Akin struck out the next two batters and retired Riley Greene on a line drive to third. He threw 18 pitches and stepped aside for Bassitt.
A seven-pitch second inning for Bassitt on three ground balls was followed in the third by consecutive doubles from Gage Workman and Hao-Yu Lee for a 2-0 lead. Bassitt retired the next three batters to limit the damage.
A single, double, fielder’s choice grounder – with the runner safe at home – and RBI infield single gave Detroit a 4-3 lead in the fourth before Holliday spun the game in the Orioles’ favor again.
Rico Garcia replaced Bassitt in the sixth after Wenceel Pérez’s double with one out in the sixth. Bassitt allowed three runs and six hits with no walks and four strikeouts in 4 1/3 innings, and he was removed after 58 pitches.
“He gave us exactly what we needed to win the game,” Albernaz said. “He was throwing strikes.

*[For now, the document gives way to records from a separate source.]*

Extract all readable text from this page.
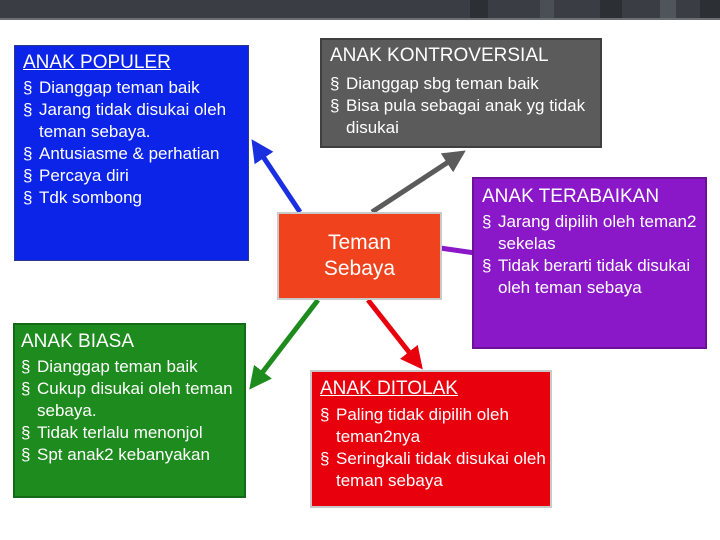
ANAK POPULER
§ Dianggap teman baik
§ Jarang tidak disukai oleh teman sebaya.
§ Antusiasme & perhatian
§ Percaya diri
§ Tdk sombong
ANAK KONTROVERSIAL
§ Dianggap sbg teman baik
§ Bisa pula sebagai anak yg tidak disukai
Teman
Sebaya
ANAK TERABAIKAN
§ Jarang dipilih oleh teman2 sekelas
§ Tidak berarti tidak disukai oleh teman sebaya
ANAK BIASA
§ Dianggap teman baik
§ Cukup disukai oleh teman sebaya.
§ Tidak terlalu menonjol
§ Spt anak2 kebanyakan
ANAK DITOLAK
§ Paling tidak dipilih oleh teman2nya
§ Seringkali tidak disukai oleh teman sebaya
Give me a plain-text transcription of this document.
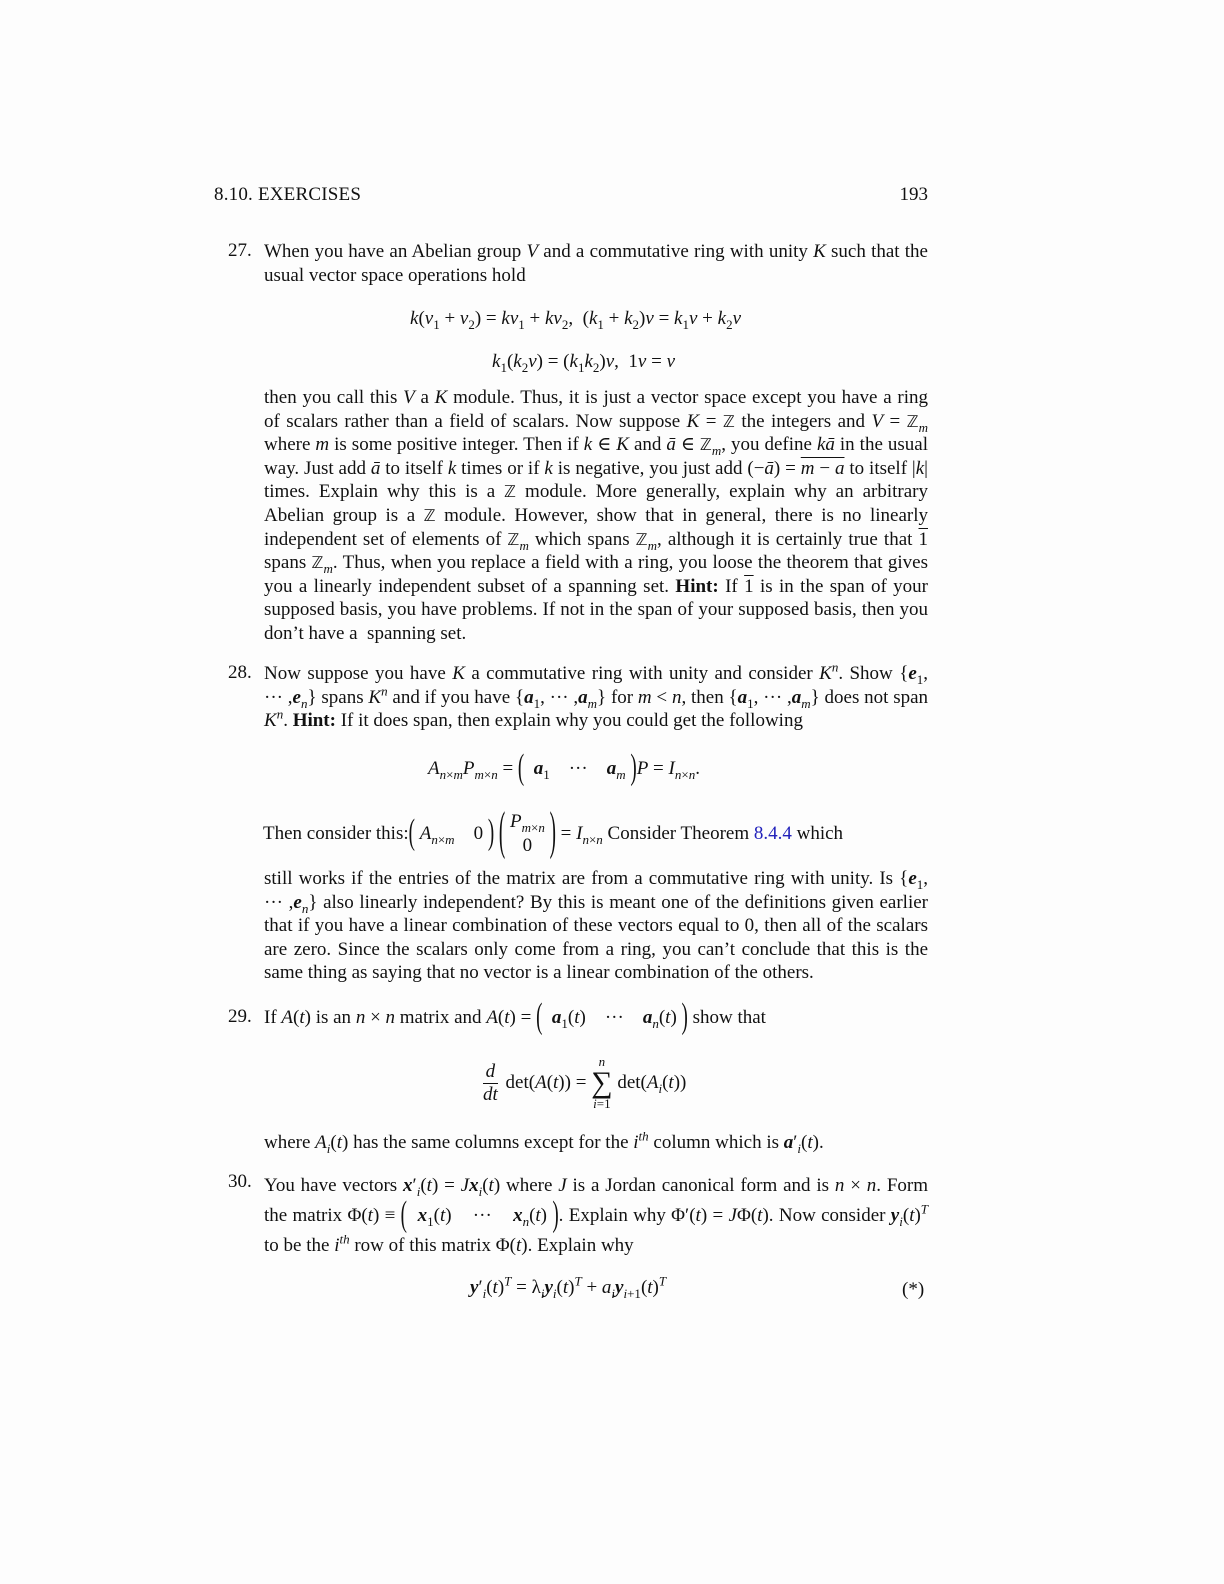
8.10. EXERCISES	193
27. When you have an Abelian group V and a commutative ring with unity K such that the usual vector space operations hold
$k(v_1 + v_2) = kv_1 + kv_2$,  $(k_1 + k_2)v = k_1v + k_2v$
$k_1(k_2v) = (k_1k_2)v$,  1v = v
then you call this V a K module. Thus, it is just a vector space except you have a ring of scalars rather than a field of scalars. Now suppose K = ℤ the integers and V = ℤ$_m$ where m is some positive integer. Then if k ∈ K and ā ∈ ℤ$_m$, you define kā in the usual way. Just add ā to itself k times or if k is negative, you just add (−ā) = m − a to itself |k| times. Explain why this is a ℤ module. More generally, explain why an arbitrary Abelian group is a ℤ module. However, show that in general, there is no linearly independent set of elements of ℤ$_m$ which spans ℤ$_m$, although it is certainly true that 1 spans ℤ$_m$. Thus, when you replace a field with a ring, you loose the theorem that gives you a linearly independent subset of a spanning set. Hint: If 1 is in the span of your supposed basis, you have problems. If not in the span of your supposed basis, then you don’t have a  spanning set.
28. Now suppose you have K a commutative ring with unity and consider $K^n$. Show {$e_1$, ··· $,e_n$} spans $K^n$ and if you have {$a_1$, ··· $,a_m$} for m < n, then {$a_1$, ··· $,a_m$} does not span $K^n$. Hint: If it does span, then explain why you could get the following
$A_{n\times m}P_{m\times n}$ = ( $a_1$    ···    $a_m$ )$P = I_{n\times n}$.
Then consider this:( $A_{n\times m}$    0 ) ( $P_{m\times n}$
0 ) = $I_{n\times n}$ Consider Theorem 8.4.4 which
still works if the entries of the matrix are from a commutative ring with unity. Is {$e_1$, ··· $,e_n$} also linearly independent? By this is meant one of the definitions given earlier that if you have a linear combination of these vectors equal to 0, then all of the scalars are zero. Since the scalars only come from a ring, you can’t conclude that this is the same thing as saying that no vector is a linear combination of the others.
29. If A(t) is an n × n matrix and A(t) = ( $a_1(t)$    ···    $a_n(t)$ ) show that
$\frac{d}{dt} \det(A(t))$ =
n
∑
i=1
$\det(A_i(t))$
where $A_i(t)$ has the same columns except for the $i^{th}$ column which is $a'_i(t)$.
30. You have vectors $x'_i(t) = Jx_i(t)$ where J is a Jordan canonical form and is n × n. Form the matrix Φ(t) ≡ ( $x_1(t)$    ···    $x_n(t)$ ). Explain why Φ′(t) = JΦ(t). Now consider $y_i(t)^T$ to be the $i^{th}$ row of this matrix Φ(t). Explain why
$y'_i(t)^T = \lambda_iy_i(t)^T + a_iy_{i+1}(t)^T$	(*)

No walks. He was competing. I don’t know if the velo was up a little bit, maybe it was up a tick. But it looked like the fastball had more life to it. And he did a good job with the curveball, landing it in the strike zone and getting chase with it. Mixed in some changeups. He was great, he was efficient. It was a really good outing for Bass.”

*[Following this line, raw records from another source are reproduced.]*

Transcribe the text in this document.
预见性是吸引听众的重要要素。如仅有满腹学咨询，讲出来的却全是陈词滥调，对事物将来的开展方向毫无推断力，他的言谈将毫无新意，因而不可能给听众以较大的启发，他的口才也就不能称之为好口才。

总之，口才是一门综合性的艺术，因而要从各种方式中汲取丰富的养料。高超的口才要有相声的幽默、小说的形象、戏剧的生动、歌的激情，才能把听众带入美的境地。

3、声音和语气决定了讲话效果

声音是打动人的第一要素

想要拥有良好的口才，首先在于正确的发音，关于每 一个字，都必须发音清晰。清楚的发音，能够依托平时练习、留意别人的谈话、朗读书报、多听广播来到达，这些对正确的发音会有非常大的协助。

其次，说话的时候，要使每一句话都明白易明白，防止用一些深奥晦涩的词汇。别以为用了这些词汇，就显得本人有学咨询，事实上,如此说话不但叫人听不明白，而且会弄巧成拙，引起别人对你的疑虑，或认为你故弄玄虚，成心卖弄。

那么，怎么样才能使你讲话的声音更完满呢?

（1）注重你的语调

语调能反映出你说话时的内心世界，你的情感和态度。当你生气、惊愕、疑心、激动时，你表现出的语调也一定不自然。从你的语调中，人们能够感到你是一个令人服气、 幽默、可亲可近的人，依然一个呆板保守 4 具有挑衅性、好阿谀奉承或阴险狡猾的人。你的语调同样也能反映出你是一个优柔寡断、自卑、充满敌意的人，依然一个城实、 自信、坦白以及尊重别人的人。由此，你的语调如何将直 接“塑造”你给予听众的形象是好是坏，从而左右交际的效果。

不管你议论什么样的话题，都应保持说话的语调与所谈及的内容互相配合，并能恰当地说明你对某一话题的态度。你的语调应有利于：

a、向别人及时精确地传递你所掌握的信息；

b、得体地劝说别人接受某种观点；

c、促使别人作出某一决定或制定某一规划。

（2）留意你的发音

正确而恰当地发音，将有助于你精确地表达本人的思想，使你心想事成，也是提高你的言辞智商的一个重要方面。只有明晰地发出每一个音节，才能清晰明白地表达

“Overall, I felt really good,” said Bassitt, who didn’t issue a walk for the first time since July 23, 2025. “The mound held up really good. I can’t really talk about the field, but the mound felt good, so, yeah, it was good.”
Garcia retired both batters in response to his mini-slump, Yennier Cano retired the side in order in the seventh and Tyler Wells did the same in the eighth.

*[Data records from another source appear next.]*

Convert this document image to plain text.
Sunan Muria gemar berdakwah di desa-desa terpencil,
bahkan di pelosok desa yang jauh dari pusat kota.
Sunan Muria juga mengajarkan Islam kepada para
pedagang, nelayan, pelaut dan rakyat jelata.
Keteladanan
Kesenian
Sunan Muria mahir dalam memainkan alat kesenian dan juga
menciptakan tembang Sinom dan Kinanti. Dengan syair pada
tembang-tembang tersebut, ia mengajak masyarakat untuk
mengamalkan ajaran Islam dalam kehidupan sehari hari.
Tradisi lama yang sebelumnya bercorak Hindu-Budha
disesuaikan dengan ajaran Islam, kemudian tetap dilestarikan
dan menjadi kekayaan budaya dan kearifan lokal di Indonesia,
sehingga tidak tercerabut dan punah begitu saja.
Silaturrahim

Rookie Anthony Nunez earned his third save after being charged with four runs in the eighth inning Wednesday to take the loss at Tropicana Field. He also disposed of his three batters, striking out two.
“It was awesome. It was a great effort by our guys,” Albernaz said.
“Obviously, the conditions, both teams had to play through them. It is what it is. But our guys went out there and played and competed. I mean, we had no walks on the pitching side, which is really impressive, especially with the mound conditions and just throwing strikes. Defense was flawless. It’s tough conditions to field ground balls and even fly balls, too, with the rain in your face. And the way we ran the bases today was awesome. … And honestly, the fans tonight, too, were great. It’s tough to watch a game in those conditions, and I don’t know how many fans were there, but the boys felt them in the dugout, so it was awesome.”
If a team must play nine innings in miserable weather, at least come away with a win.
“Yeah, absolutely,” Holliday said. “It’s kind of nice. The infield stays a little bit on the wetter side and I didn’t have any trouble seeing the ball at the plate. So, that was no big deal. It kind of gives us, I think, a little bit of an advantage when the pitchers can’t hold on to the ball as much. But yeah, when it’s pouring rain the entire game, it feels nice.”
Bassitt cut off a member of the media who said the team has put itself in a big hole. On a night with a steady downpour, Bassitt sees the glass as half full.
“It’s not a big hole,” he said. “I mean, how many games back of the Wild Card are we?”
Three.
“Yeah, that’s nothing,” he said. “I won the division last year. I would love to win the division. It’s just cool. But the reality is, it’s just get to the playoffs. The No. 1 goal for me always is just get to the playoffs. It’s not win the division, because there are so many times that I feel like in the past a team that I’ve been on has chased the division, and then, OK, we didn’t win the division, but we made the playoffs, and we were absolutely fried from trying to win the division. So to me, it’s just how do you get into the playoffs? And then how to get into the playoffs healthy, just given the amount of time off certain guys need.
“So yeah, I don’t think there’s a fear of a deficit, because there really isn’t one.”